I don’t think that Abbas is the Machiavellian demon some believe him to be. Equally, the idea that the Palestinian leader is a transparently uncomplicated moderate is absurd. David Pollock of the Washington Institute for Near East Policy summarized the Abbas dilemma elegantly in a interview I conducted with him for the latest issue of Fathom, a magazine covering Middle East affairs.

“Shortly after the kidnapping of the three Israeli teenagers who were later murdered in the West Bank, at a meeting of the Organisation of the Islamic Conference, Abbas made quite a conciliatory speech, defending the need to cooperate with Israel against terrorism,” Pollock told me. “But then at other times Abbas does or says things that point in the opposite direction. He meets with terrorists whom he released from prison and praises them. He allows his spokesmen to continue to glorify terrorism in official media.

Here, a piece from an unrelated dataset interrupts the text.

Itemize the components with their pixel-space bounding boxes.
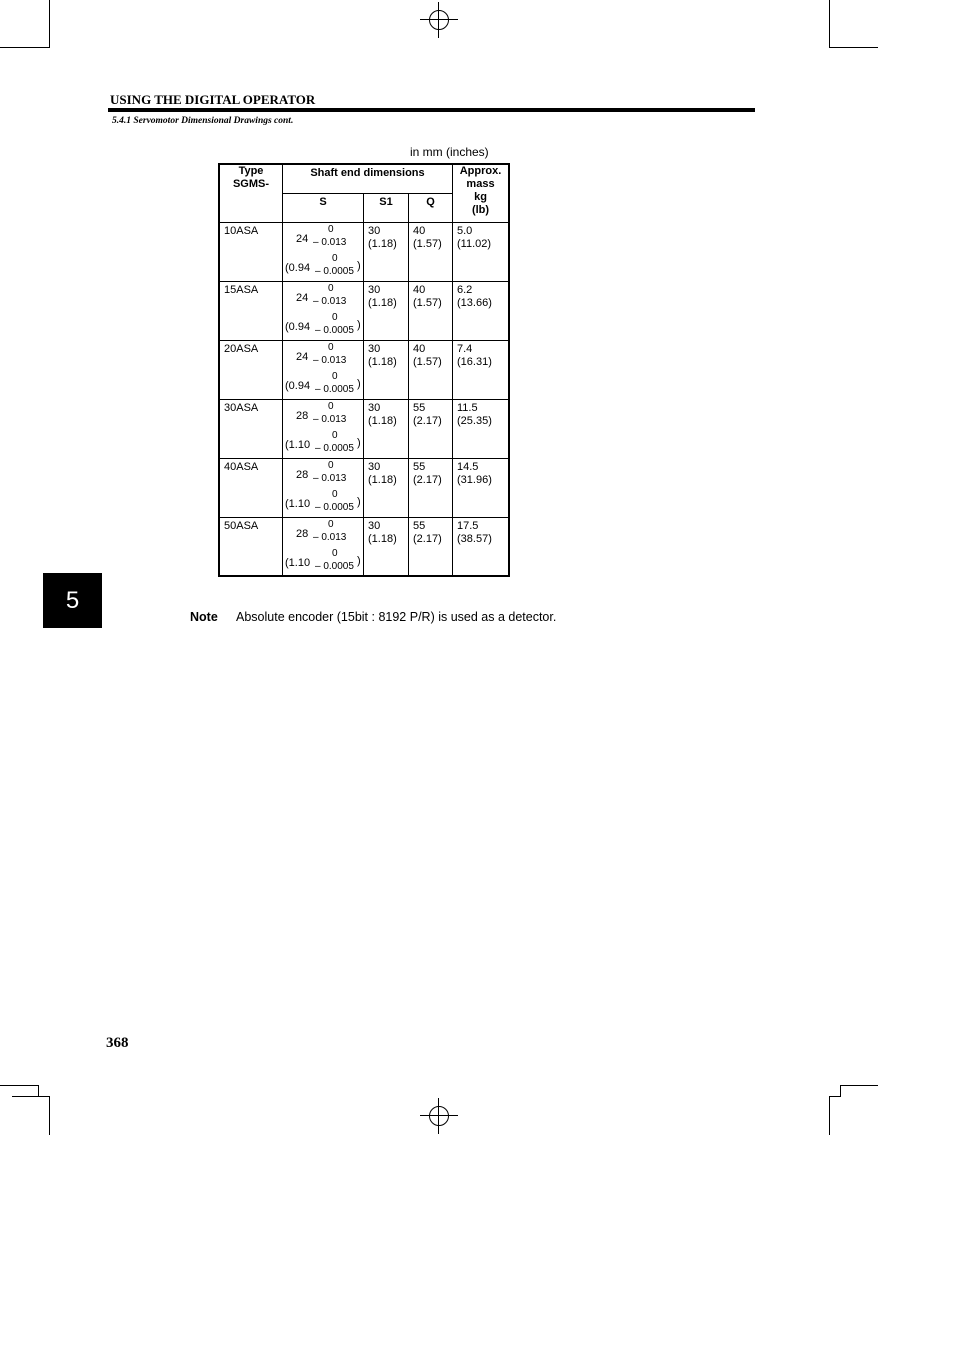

Still, for all of Abbas’s failures, you have to credit him with shrewdness on this front: he’s persuaded most of the world that there’s a deal to be made if only Netanyahu would abandon his “Greater Israel” doctrine. He therefore gets away with the kind of incendiary rhetoric that, over the last few months, has involved comparisons between Israel and Nazi Germany, accusations of Israeli “genocide,” and a bloodcurdling appeal to stop Jews (whom he described as a “herd of cattle”) from praying at the Temple Mount in Jerusalem “by any means.”